Calculating length of curve based on data points?

Question

I had around $1000$ data points $(x,y,z)$ and when I plot them they seem to lie on a closed curve. I carefully checked the data points and the points do not repeat rather they are somewhat close to points.

A sample data:

data = Import["https://pastebin.com/raw/HXX5Tgcd", "Table"]

I just need the perimeter (go around exactly once)..is there a method where I can count the number of turns it makes? and may be average out over the full perimeter?

or maybe we can sort the data in such a way around the curve.

I was thinking if we could calculate the length of such a closed curve provided I have data points.

Answer 1

Use FindShortestTour Or ReconstructionMesh.

data = Table[{Cos[t], Sin[t], Sin[t]*Cos[t]}, {t, 0, 2 \[Pi], .1}];
data = RandomSample[data, Length@data];
{length, indexes} = FindShortestTour[data];
reg = Line[data[[indexes]]];
plot = Graphics3D[reg]
{length, reg // ArcLength, ReconstructionMesh[data] // ArcLength}

{7.63423, 7.63423, 7.63423}

Answer 2

The simplest thing would be to add up the straight lines between points. But that gives a somewhat too short a length because the line is not straight but curved. A better approach seems therefore to interpolate the data points and then calculate the length.

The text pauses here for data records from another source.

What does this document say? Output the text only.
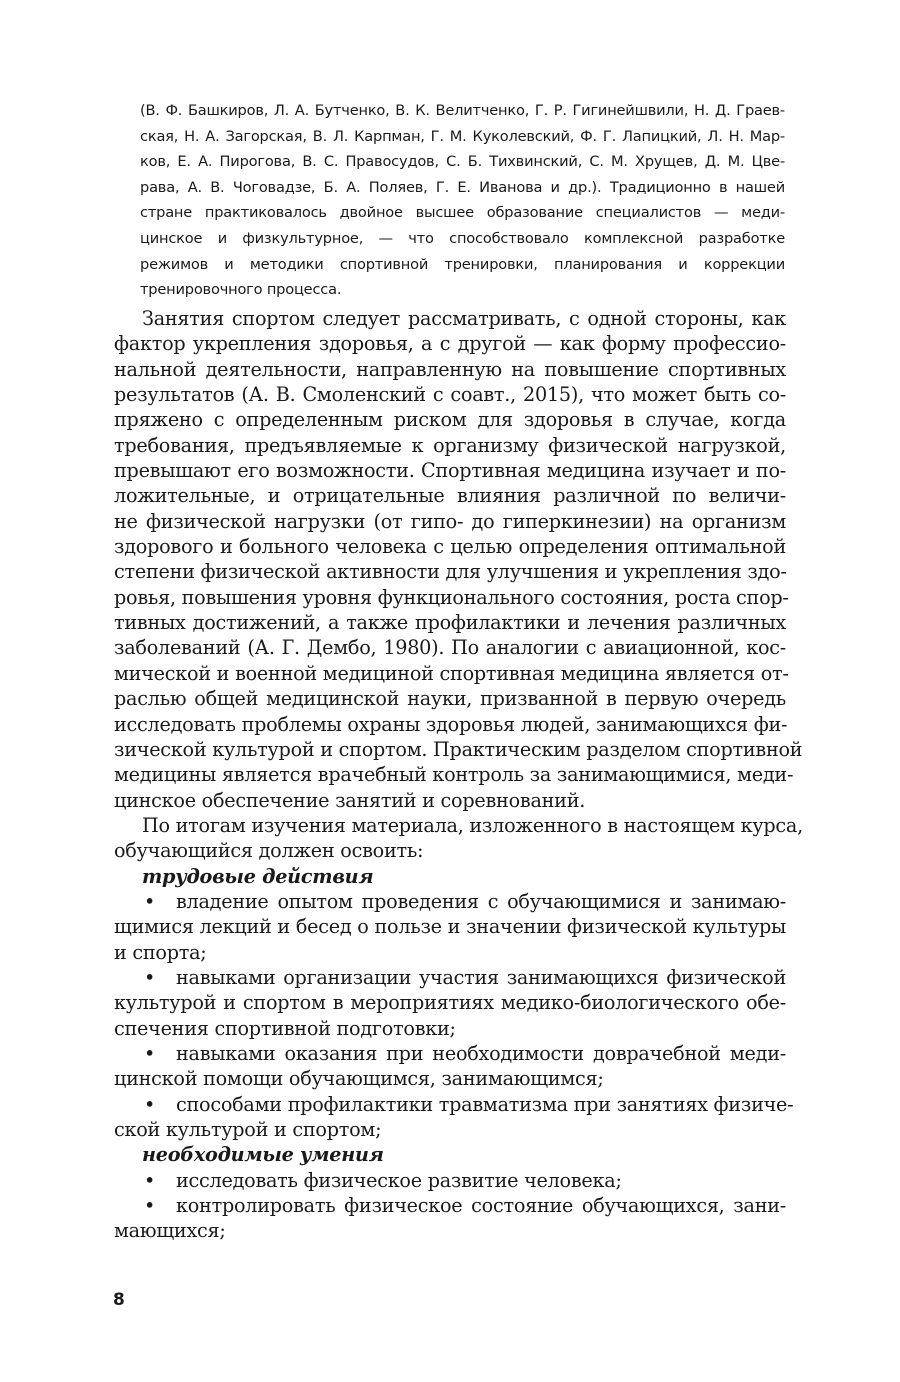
(В. Ф. Башкиров, Л. А. Бутченко, В. К. Велитченко, Г. Р. Гигинейшвили, Н. Д. Граев-
ская, Н. А. Загорская, В. Л. Карпман, Г. М. Куколевский, Ф. Г. Лапицкий, Л. Н. Мар-
ков, Е. А. Пирогова, В. С. Правосудов, С. Б. Тихвинский, С. М. Хрущев, Д. М. Цве-
рава, А. В. Чоговадзе, Б. А. Поляев, Г. Е. Иванова и др.). Традиционно в нашей
стране практиковалось двойное высшее образование специалистов — меди-
цинское и физкультурное, — что способствовало комплексной разработке
режимов и методики спортивной тренировки, планирования и коррекции
тренировочного процесса.
Занятия спортом следует рассматривать, с одной стороны, как
фактор укрепления здоровья, а с другой — как форму профессио-
нальной деятельности, направленную на повышение спортивных
результатов (А. В. Смоленский с соавт., 2015), что может быть со-
пряжено с определенным риском для здоровья в случае, когда
требования, предъявляемые к организму физической нагрузкой,
превышают его возможности. Спортивная медицина изучает и по-
ложительные, и отрицательные влияния различной по величи-
не физической нагрузки (от гипо- до гиперкинезии) на организм
здорового и больного человека с целью определения оптимальной
степени физической активности для улучшения и укрепления здо-
ровья, повышения уровня функционального состояния, роста спор-
тивных достижений, а также профилактики и лечения различных
заболеваний (А. Г. Дембо, 1980). По аналогии с авиационной, кос-
мической и военной медициной спортивная медицина является от-
раслью общей медицинской науки, призванной в первую очередь
исследовать проблемы охраны здоровья людей, занимающихся фи-
зической культурой и спортом. Практическим разделом спортивной
медицины является врачебный контроль за занимающимися, меди-
цинское обеспечение занятий и соревнований.
По итогам изучения материала, изложенного в настоящем курса,
обучающийся должен освоить:
трудовые действия
• владение опытом проведения с обучающимися и занимаю-
щимися лекций и бесед о пользе и значении физической культуры
и спорта;
• навыками организации участия занимающихся физической
культурой и спортом в мероприятиях медико-биологического обе-
спечения спортивной подготовки;
• навыками оказания при необходимости доврачебной меди-
цинской помощи обучающимся, занимающимся;
• способами профилактики травматизма при занятиях физиче-
ской культурой и спортом;
необходимые умения
• исследовать физическое развитие человека;
• контролировать физическое состояние обучающихся, зани-
мающихся;
8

The interpolation is done on the x/y/z component separately:

data = Table[{Cos[t], Sin[t], Sin[t]*Cos[t]}, {t, 0, 2 \[Pi], .1}];
AppendTo[data, data[[1]]];
int[t_] = Interpolation[#, Method -> "Spline"][t] & /@ Transpose@data
NIntegrate[Norm[int'[t]], {t, 1, 64}]

The length is now calculated by integrating the norm of the derivative from the first to the last point:

NIntegrate[Norm[int'[t]], {t, 1, 64}]

(* 7.6404 *)

Answer 3

Probably the simplest way is to compute the ArcLength of the line. Don't forget to add the first point to the end of the line to make it closed:

data = Table[{Cos[t], Sin[t], Sin[t]*Cos[t]}, {t, 0, 2 π, .1}];
pts = Append[data, data[[1]]];
len1 = ArcLength@Line[pts]

7.634227745692222`

One can also generate an interpolating spline curve with centripetal parametrization using ResourceFunction["LeeInterpolatingNodes"], and then compute its length:

int = Interpolation[Transpose[{ResourceFunction["LeeInterpolatingNodes"][pts], pts}], 
   Method -> "Spline"];
len2 = NIntegrate[Norm[int'[t]], {t, 0, 1}, PrecisionGoal -> 10]

7.640389067320646`

This value is expectedly larger because the line segments are curved rather than straight. Compare with the theoretical arc length of the curve:

l = ArcLength[{Cos[t], Sin[t], Sin[t]*Cos[t]}, {t, 0, 2 π}] // N

7.640395578055424`

By increasing the InterpolationOrder, we can achieve even better approximation:

int = Interpolation[Transpose[{ResourceFunction["LeeInterpolatingNodes"][pts], pts}], 
   Method -> "Spline", InterpolationOrder -> 4];
len3 = NIntegrate[Norm[int'[t]], {t, 0, 1}, PrecisionGoal -> 10]

7.640398305829719`

However, in this case uniform parametrization gives even better result (it is equivalent to the method used by Daniel Huber):

int = Interpolation[Transpose[{ResourceFunction["LeeInterpolatingNodes"][pts, 0], pts}], 
   Method -> "Spline", InterpolationOrder -> 3];
len4 = NIntegrate[Norm[int'[t]], {t, 0, 1}, PrecisionGoal -> 10]

7.640396695308711`

Compare with the theoretical value:

{len1, len2, len3, len4} - l

P.S. Strongly related answers: (1), (2).

Answer 4

This answer concerns the simplest thing that one can do, namely add up the length of the line segments joining the data points. Assuming data is of the form {{x1,y1,z1},...,{xn,yn,zn}}, one can use:

len[data_] := Sum[Norm[data[[i+1]]-data[[i]]],{i,1,Length[data]-1}];

or

len[data_] := Total[Map[Norm,Rest[data]-Most[data]]];

Two comments:

• I have assumed that OPs data points are "in the right order" already. (OP expresses surprise that the data points give a nice curve. I do not know if this means that the points may be randomly permuted.)
• If the data points represent a closed curve, where the last and first data point must also be joined, one can use len[Join[data,{First[data]}]].

Answer 5

The approach I am about to share will not always work, but when it does, it works very well.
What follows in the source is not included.